Since Amazon promised to follow up on my experience but never did, I figured this would be a perfect time to share it. This is a story of my Amazon recruitment experience. I wish I could say it was a pleasant one but sadly it neither had a happy ending nor a smooth journey. This is a retelling of the two tedious months that Amazon put me through only to tell me that I can't code, which I now find funny, but at the time it was rather insulting and humiliating considering that programming is a big part of my job and, at least in my opinion, I'm not all that bad at it.

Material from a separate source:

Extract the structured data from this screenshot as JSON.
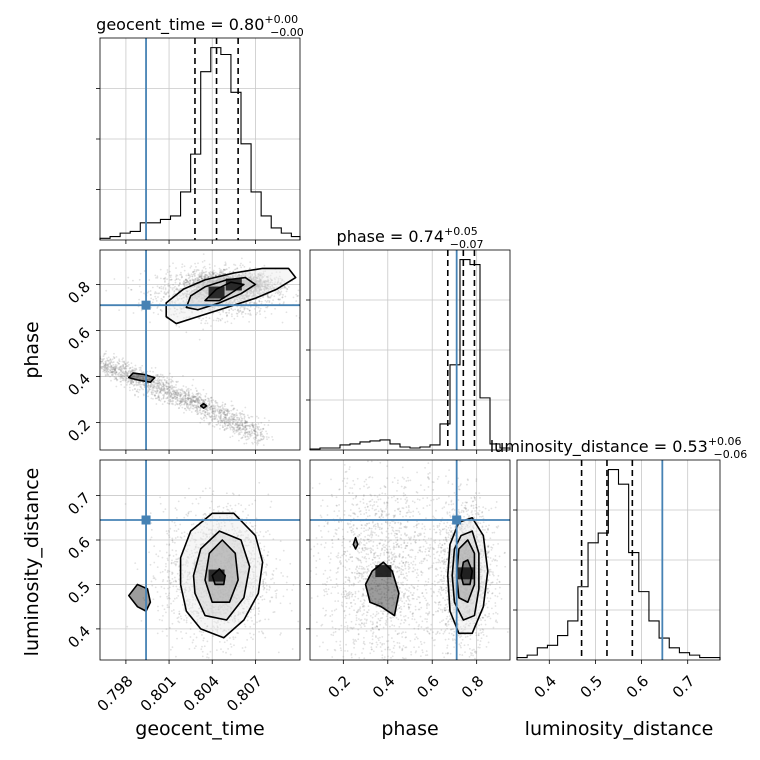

Update: Thanks for everyone reading this, I really didn't expect such a huge interest in my story. Based on some comments I read it seems to me that the light-hearted humour nature of this post was missed by some. This post fits into my weekend/fun post, so parts are a little dramatic, but that's the fun in writing this. Enjoy reading the rest of the article!

Background

I work in the integration/services space and have to write a large amount of custom code (Java, SQL, Bash, etc) to make products work together. It's not 'pure' engineering because it involves a good deal of customer interaction, requirements analysis, design work, expectation management, putting out fires and some people management. So typically whenever I'd receive a recruitment email from Amazon, it would go straight to trash because the jobs didn't really line up with what I wanted to do...until one day I had a crazy idea about going back into engineering. I had a colleague whom I worked with previously who worked at Amazon locally, so I went out for some drinks with the team to meet them, see what it was like and to decide whether I wanted to apply. It could have been a drunken decision but I went ahead with the application.

Initial response

I sent in my resume and received a response from the recruiter the next day. They wanted to start the interviewing/recruitment process immediately. Naturally I was excited to get started so missed some of the obvious red flags here. The recruiter was in a different country (in fact a different continent) to me. From their responses, they either didn't know how to convert for time zones or really didn't care (outside of US didn't seem to exist for this recruiter). After several attempts of incompatible meeting time suggestions, two weeks later we were finally able to schedule an introduction call. I was surprised how little regard the recruiter had for the 17 hour difference in time zones and the fact that I have a full time job.

I was still looking forward to the call though!